El PP parece empeñado en jugar con fuego y luego llamar a los bomberos. Alimenta las guerras culturales y después lamenta el clima de división que él mismo provoca. Está si que es la estrategia del pirómano arrepentido: provocar la chispa para denunciar el humo. Y lo hace con una frivolidad preocupante, porque no solo erosiona al Gobierno: erosiona la idea misma de política como espacio de razón compartida. No parecen ser conscientes aún de que el modelo Tellado no es garantía alguna electoral.
El Gobierno y la política del reflejo
Pero sería ingenuo pensar que el Gobierno iba a actuar con serenidad institucional. Ante cada provocación simbólica, responde con otra de igual o mayor calibre, en una especie de coreografía previsible donde ambos bandos se retroalimentan.
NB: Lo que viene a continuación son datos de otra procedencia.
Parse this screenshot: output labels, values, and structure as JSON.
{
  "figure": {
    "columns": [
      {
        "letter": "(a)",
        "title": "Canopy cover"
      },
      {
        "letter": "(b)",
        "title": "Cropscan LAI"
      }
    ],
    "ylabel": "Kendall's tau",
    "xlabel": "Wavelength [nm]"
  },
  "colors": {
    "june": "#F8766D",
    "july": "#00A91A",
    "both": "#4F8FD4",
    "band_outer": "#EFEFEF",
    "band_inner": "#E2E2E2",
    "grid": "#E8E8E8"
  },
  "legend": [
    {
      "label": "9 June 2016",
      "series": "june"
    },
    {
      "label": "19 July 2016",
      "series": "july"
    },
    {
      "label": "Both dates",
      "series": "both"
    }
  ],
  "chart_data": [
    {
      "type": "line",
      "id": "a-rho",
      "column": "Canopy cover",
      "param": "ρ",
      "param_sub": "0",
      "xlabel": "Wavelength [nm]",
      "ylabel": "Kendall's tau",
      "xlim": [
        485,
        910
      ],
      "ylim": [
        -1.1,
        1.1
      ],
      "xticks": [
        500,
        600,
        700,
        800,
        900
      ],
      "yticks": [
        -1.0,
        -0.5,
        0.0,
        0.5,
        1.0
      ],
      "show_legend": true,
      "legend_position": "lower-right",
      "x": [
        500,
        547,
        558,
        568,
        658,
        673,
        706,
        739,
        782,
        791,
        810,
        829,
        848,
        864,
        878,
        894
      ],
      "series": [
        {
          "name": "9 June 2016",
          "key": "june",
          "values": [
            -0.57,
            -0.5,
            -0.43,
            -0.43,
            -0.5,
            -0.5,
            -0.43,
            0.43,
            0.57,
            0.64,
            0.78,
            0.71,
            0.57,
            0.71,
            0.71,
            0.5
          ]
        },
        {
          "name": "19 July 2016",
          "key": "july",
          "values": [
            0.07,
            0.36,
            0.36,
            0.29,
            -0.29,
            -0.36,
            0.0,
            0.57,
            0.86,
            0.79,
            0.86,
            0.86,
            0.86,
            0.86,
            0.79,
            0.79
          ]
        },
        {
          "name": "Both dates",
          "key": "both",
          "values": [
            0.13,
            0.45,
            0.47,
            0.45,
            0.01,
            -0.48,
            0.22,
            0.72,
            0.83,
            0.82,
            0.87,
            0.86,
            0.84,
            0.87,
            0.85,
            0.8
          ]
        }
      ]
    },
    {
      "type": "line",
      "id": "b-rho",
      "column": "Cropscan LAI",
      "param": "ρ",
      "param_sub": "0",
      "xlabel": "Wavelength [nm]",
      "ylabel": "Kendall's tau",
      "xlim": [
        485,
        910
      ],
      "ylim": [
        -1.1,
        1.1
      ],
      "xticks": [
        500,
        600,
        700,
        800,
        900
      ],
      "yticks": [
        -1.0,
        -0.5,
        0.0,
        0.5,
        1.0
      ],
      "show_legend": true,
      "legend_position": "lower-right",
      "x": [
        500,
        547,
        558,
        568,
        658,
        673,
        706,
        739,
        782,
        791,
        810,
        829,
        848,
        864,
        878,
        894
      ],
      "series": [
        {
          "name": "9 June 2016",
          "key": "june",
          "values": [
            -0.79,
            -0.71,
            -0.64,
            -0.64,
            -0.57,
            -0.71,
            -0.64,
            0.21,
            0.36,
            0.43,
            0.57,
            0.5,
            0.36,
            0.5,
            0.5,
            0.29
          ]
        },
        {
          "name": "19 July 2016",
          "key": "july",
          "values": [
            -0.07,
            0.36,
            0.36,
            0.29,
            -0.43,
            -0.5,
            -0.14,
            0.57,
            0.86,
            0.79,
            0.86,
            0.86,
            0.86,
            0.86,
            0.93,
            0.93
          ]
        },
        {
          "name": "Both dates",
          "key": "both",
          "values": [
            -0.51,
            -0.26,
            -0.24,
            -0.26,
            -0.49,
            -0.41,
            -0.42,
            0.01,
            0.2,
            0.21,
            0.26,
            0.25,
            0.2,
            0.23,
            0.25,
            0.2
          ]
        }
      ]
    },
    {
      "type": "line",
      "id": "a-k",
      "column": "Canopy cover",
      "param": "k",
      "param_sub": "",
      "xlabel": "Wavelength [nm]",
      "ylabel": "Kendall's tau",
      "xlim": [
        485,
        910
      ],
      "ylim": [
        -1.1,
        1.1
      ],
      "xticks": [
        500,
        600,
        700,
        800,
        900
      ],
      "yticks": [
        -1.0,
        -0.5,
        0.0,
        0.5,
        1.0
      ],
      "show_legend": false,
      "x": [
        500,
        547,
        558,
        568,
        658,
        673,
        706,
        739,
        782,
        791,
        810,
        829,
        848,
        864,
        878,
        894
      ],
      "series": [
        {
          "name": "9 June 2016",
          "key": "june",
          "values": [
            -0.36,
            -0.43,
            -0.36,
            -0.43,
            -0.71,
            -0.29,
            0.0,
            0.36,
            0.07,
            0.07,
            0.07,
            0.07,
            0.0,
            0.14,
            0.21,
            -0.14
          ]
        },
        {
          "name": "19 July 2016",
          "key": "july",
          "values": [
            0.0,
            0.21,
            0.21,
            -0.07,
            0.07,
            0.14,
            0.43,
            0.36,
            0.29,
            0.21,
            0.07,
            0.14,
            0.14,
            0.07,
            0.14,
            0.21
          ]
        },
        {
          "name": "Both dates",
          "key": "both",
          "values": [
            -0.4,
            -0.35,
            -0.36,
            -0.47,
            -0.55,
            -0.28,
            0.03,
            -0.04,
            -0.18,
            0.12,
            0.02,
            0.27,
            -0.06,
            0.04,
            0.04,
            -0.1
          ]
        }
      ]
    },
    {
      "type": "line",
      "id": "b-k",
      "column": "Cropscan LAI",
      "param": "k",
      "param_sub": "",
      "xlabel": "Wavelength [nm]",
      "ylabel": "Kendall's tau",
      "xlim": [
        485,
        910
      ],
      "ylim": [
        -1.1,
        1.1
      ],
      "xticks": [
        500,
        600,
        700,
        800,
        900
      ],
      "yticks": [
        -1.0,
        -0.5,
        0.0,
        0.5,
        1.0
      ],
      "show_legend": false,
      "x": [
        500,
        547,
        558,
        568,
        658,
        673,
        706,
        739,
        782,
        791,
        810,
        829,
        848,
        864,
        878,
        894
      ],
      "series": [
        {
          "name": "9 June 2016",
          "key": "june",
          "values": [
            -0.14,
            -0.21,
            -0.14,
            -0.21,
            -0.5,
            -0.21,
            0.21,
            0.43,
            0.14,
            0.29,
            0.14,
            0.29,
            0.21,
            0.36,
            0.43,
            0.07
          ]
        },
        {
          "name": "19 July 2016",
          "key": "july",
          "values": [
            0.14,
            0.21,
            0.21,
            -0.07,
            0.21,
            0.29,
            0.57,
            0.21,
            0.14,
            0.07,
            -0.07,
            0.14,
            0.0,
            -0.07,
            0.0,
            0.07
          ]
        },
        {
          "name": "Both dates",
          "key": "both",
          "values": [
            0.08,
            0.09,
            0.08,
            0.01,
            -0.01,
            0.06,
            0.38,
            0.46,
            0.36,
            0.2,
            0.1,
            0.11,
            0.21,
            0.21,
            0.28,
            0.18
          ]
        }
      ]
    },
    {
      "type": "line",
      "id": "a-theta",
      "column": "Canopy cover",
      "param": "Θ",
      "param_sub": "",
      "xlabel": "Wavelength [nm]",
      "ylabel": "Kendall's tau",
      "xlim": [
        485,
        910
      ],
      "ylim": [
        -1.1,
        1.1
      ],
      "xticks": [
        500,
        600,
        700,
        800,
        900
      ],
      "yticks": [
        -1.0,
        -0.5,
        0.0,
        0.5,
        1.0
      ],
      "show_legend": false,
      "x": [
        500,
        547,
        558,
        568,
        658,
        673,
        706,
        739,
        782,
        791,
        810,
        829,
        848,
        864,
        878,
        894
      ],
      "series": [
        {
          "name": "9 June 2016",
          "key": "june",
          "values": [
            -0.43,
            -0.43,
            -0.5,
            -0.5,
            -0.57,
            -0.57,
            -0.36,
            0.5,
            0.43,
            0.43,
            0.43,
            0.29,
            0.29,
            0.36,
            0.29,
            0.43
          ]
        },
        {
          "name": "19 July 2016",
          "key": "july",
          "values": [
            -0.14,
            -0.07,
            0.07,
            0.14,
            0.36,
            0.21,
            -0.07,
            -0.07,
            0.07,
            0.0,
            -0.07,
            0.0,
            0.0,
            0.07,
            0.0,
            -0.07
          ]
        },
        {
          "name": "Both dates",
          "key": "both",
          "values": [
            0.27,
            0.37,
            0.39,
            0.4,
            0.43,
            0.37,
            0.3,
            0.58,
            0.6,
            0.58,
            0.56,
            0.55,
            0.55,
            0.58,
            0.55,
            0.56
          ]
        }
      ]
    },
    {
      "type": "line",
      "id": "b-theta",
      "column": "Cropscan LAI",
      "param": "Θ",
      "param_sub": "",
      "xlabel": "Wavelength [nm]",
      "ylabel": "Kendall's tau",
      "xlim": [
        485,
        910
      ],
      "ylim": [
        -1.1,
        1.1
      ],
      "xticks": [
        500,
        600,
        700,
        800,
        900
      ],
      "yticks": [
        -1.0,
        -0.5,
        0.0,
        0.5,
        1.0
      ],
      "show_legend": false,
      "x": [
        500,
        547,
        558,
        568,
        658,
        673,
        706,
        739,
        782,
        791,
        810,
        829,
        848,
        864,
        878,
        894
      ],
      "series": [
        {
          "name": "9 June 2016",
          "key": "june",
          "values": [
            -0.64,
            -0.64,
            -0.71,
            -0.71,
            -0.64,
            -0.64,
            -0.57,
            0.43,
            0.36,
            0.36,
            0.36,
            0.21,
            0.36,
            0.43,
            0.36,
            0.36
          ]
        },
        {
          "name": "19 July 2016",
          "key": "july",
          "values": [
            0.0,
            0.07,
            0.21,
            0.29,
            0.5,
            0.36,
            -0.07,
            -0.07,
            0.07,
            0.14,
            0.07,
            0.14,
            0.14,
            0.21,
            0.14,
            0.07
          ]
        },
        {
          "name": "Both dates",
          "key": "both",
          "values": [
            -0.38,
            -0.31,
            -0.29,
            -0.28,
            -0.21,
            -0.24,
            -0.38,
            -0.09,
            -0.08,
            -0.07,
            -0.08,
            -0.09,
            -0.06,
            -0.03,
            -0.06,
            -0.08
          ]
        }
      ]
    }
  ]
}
Blindar el derecho al aborto en la Constitución podría ser un gesto histórico si respondiera a una necesidad jurídica real o a un consenso social maduro. Pero planteado en este contexto, suena más a maniobra de desgaste de la oposición que a política de Estado. El Gobierno reacciona, no actúa; legisla para marcar posición, no para cerrar debates. Su feminismo institucional corre el riesgo de convertirse en un feminismo reactivo, que mide su fuerza por contraste con la provocación ajena.
La propuesta constitucional tiene, desde luego, una base jurídica sólida. La STC 44/2023 ya reconoció el aborto como un derecho fundamental vinculado a la dignidad (art. 10 CE) y a la autonomía personal. Pero de ahí a reformar la Constitución media un paso que exige consenso, no confrontación y una mayoría muy sobrada de la que carece. Si el objetivo es blindar jurídicamente el derecho, la vía es legítima. Si es responder políticamente a Vox y Ayuso, es un error. Porque las constituciones no se reforman para ganar titulares, sino para construir futuro.
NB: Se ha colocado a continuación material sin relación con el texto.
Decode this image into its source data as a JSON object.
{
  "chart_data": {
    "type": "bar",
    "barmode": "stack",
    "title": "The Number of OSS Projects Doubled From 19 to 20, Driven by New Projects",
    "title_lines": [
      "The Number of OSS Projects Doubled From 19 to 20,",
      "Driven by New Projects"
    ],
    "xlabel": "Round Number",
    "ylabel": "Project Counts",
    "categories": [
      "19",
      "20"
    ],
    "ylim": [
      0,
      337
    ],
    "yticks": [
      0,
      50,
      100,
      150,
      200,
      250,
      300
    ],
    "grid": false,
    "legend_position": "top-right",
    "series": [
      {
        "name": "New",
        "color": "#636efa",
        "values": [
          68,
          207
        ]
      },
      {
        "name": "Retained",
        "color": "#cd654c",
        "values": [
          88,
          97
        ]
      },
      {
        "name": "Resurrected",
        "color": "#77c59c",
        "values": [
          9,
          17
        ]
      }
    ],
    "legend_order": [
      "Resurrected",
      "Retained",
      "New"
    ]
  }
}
España no necesita una Constitución convertida en campo de batalla, ni un Gobierno que se reafirma por oposición. Lo que necesita es serenidad democrática, pedagogía y madurez institucional.
Dos polos, un mismo cansancio
PP y PSOE, cada uno a su modo, se alimentan de esta dialéctica tóxica. Uno abre la herida, el otro la exhibe; uno agita la bandera, el otro la consagra. Ambos creen ganar en el corto plazo, pero ambos pierden en el largo: desgastan la convivencia, trivializan la política y reducen los grandes consensos a un juego de espejo ideológico.
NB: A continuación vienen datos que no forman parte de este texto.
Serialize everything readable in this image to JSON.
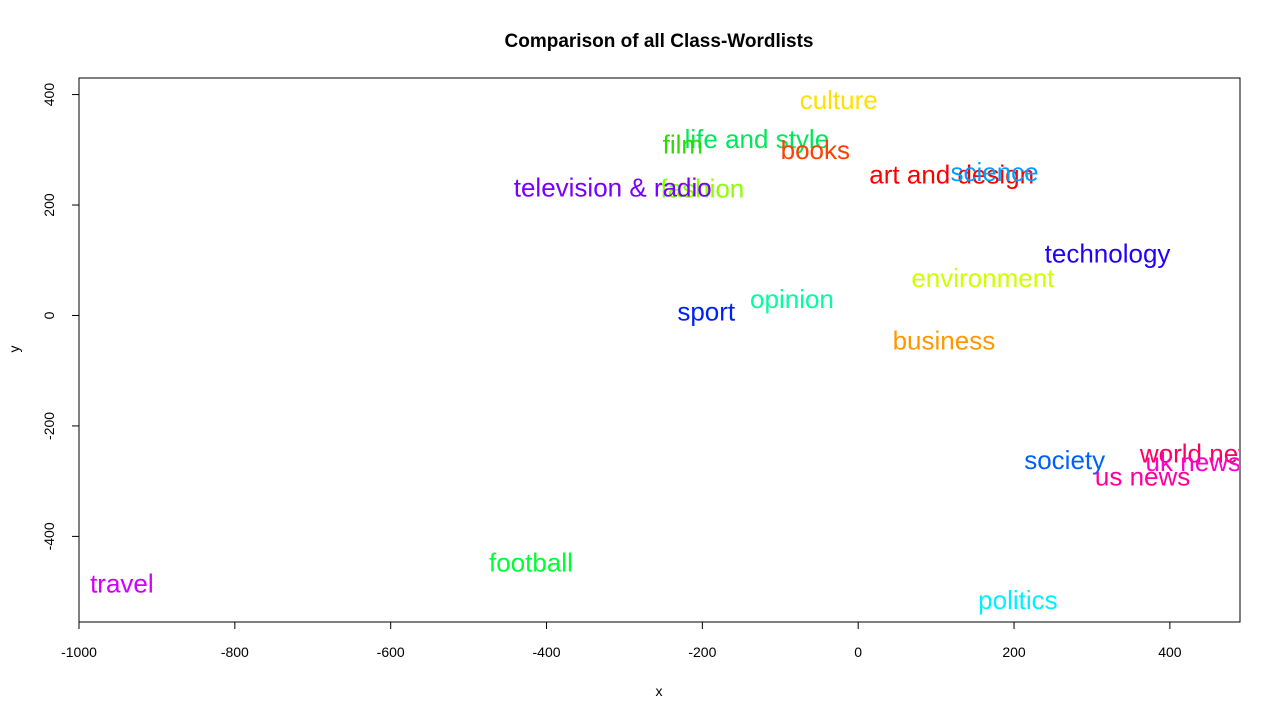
{
  "chart_data": {
    "type": "scatter",
    "title": "Comparison of all Class-Wordlists",
    "xlabel": "x",
    "ylabel": "y",
    "xlim": [
      -1000,
      490
    ],
    "ylim": [
      -555,
      430
    ],
    "xticks": [
      -1000,
      -800,
      -600,
      -400,
      -200,
      0,
      200,
      400
    ],
    "yticks": [
      -400,
      -200,
      0,
      200,
      400
    ],
    "grid": false,
    "points": [
      {
        "label": "culture",
        "x": -25,
        "y": 390,
        "color": "#ffe000"
      },
      {
        "label": "life and style",
        "x": -130,
        "y": 320,
        "color": "#00e85a"
      },
      {
        "label": "film",
        "x": -225,
        "y": 310,
        "color": "#2ed800"
      },
      {
        "label": "books",
        "x": -55,
        "y": 300,
        "color": "#ff4000"
      },
      {
        "label": "art and design",
        "x": 120,
        "y": 255,
        "color": "#ff0000"
      },
      {
        "label": "science",
        "x": 175,
        "y": 260,
        "color": "#00a0ff"
      },
      {
        "label": "fashion",
        "x": -200,
        "y": 230,
        "color": "#8cff00"
      },
      {
        "label": "television & radio",
        "x": -315,
        "y": 232,
        "color": "#7800ff"
      },
      {
        "label": "technology",
        "x": 320,
        "y": 112,
        "color": "#2000ff"
      },
      {
        "label": "environment",
        "x": 160,
        "y": 68,
        "color": "#d0ff00"
      },
      {
        "label": "opinion",
        "x": -85,
        "y": 30,
        "color": "#00ffa0"
      },
      {
        "label": "sport",
        "x": -195,
        "y": 7,
        "color": "#0020ff"
      },
      {
        "label": "business",
        "x": 110,
        "y": -45,
        "color": "#ff9800"
      },
      {
        "label": "world news",
        "x": 445,
        "y": -250,
        "color": "#ff0060"
      },
      {
        "label": "uk news",
        "x": 430,
        "y": -265,
        "color": "#ff00c8"
      },
      {
        "label": "society",
        "x": 265,
        "y": -262,
        "color": "#0060ff"
      },
      {
        "label": "us news",
        "x": 365,
        "y": -292,
        "color": "#ff00a0"
      },
      {
        "label": "football",
        "x": -420,
        "y": -447,
        "color": "#00ff30"
      },
      {
        "label": "travel",
        "x": -945,
        "y": -485,
        "color": "#d000ff"
      },
      {
        "label": "politics",
        "x": 205,
        "y": -515,
        "color": "#00f0ff"
      }
    ]
  }
}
Mientras tanto, los problemas reales —la vivienda, la precariedad, la sanidad, el envejecimiento, la desigualdad, las pensiones— siguen esperando. Y la sociedad, agotada, asiste a una representación cada vez más hueca de la democracia: una política que confunde el conflicto con el pensamiento y la reacción con el gobierno.
El humo y el espejo
El aborto no debería ser el campo de batalla de nadie, sino el terreno donde el Estado demuestra su respeto por la libertad individual y su confianza en la madurez de sus ciudadanos. El derecho a decidir de las mujeres no se impone, se garantiza; y garantizarlo exige menos ruido y más convicción democrática.
El PP debería abandonar su estrategia de incendiar debates que ya estaban resueltos. Y el Gobierno, su impulso de responder a cada chispa con una llamarada. Porque al final, quien alimenta el fuego no puede luego quejarse del humo.
España merece una política que construya certezas, no identidades enfrentadas; que administre derechos, no emociones. Pero para eso habría que volver a la razón, y la razón, en tiempos de guerra cultural, siempre es la primera baja.